Guns for General Washington

post written by Emma Filbrun

Title: Guns for General Washington
Author: Seymour Reit
Major Themes: Fort Ticonderoga, Henry Knox
Synopsis: General Washington and his rag-tag army need guns and ammunition—can it be brought from 300 miles away over mountains and rivers in the winter?

When we’re studying history, we like to find historical fiction that tells about events that are little-known. We enjoyed Duel in the Wilderness a few months ago, and this week we read Guns for General Washington. It tells a story that we had never read about before, which was a nice change of pace from reading about Paul Revere and the battles of Lexington and Concord, which we have heard a lot about.

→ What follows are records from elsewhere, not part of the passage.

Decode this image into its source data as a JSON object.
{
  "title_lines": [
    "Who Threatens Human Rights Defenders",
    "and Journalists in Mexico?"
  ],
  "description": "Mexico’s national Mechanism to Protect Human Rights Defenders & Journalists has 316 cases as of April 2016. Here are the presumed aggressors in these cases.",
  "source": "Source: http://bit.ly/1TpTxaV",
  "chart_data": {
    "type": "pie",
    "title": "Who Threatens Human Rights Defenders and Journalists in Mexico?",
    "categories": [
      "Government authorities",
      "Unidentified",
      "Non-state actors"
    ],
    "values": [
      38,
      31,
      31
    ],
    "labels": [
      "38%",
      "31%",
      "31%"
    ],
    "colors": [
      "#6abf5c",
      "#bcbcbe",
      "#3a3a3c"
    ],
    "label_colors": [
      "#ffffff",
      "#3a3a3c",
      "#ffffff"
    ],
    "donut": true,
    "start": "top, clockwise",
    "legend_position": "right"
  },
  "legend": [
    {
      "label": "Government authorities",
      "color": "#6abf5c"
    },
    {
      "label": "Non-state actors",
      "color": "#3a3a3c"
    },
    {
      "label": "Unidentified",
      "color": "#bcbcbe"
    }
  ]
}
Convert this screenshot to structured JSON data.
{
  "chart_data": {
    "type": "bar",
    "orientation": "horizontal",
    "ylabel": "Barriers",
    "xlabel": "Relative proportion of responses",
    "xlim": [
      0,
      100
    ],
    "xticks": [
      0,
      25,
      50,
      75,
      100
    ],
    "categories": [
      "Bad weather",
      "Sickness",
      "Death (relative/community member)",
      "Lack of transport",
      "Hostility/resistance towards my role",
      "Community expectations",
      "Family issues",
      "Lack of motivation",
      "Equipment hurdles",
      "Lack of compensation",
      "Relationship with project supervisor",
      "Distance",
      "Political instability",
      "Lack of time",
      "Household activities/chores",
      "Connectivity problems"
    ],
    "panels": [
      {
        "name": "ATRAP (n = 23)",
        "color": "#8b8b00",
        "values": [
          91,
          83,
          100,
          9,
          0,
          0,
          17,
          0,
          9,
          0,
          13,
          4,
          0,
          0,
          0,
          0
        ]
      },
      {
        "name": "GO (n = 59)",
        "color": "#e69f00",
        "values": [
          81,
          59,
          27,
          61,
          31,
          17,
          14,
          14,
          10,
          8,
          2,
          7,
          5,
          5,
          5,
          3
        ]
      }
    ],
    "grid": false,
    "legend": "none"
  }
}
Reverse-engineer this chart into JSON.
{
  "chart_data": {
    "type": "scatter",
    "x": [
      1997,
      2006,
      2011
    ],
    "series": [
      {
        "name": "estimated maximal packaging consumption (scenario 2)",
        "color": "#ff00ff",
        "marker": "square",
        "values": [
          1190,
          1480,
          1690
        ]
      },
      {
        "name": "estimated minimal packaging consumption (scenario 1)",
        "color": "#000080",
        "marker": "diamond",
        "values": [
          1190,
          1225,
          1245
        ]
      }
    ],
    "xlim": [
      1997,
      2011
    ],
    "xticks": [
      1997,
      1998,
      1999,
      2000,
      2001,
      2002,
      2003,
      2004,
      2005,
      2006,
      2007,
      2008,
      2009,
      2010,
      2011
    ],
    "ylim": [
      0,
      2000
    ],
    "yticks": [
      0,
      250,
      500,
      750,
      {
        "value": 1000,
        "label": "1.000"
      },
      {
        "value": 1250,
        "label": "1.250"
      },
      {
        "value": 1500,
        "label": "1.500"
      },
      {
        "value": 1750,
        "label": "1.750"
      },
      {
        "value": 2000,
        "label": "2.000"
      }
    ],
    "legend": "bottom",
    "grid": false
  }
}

General Washington and his rag-tag group of soldiers were camped outside of Boston, while General Howe and his redcoats were in possession of Boston. General Washington wanted to drive the British out of Boston—but how could he do it without artillery and ammunition? Henry Knox, a former bookseller from Boston, came up with an idea. He remembered Fort Ticonderoga, which the patriots had captured from the British several months before, which was said to be full of guns and cannons. It was 300 miles away, however, on the other side of mountains, rivers, and forests full of snow.

After getting permission from General Washington, Colonel Knox and his younger brother Will left for Ticonderoga. On the way, they arranged for people to help transport the guns—if they found any in usable condition! When the arrived at the remote fort, they were happy to discover many guns that could be used. They found boats with which to move the guns the first stage, 33 miles down Lake George. After that, they loaded the guns onto carts and began the arduous journey through snow-covered forests, over frozen rivers that sometimes held up and sometimes cracked, and over mountains and down cliffs.

This was an amazing story. We enjoyed reading it and learning how the weapons were moved to Boston. The story is told from the point of view of a young man in his upper teens, which makes it very interesting. This is real-life adventure, retold from diaries and other documents of the time. It makes a good addition to a study of American history!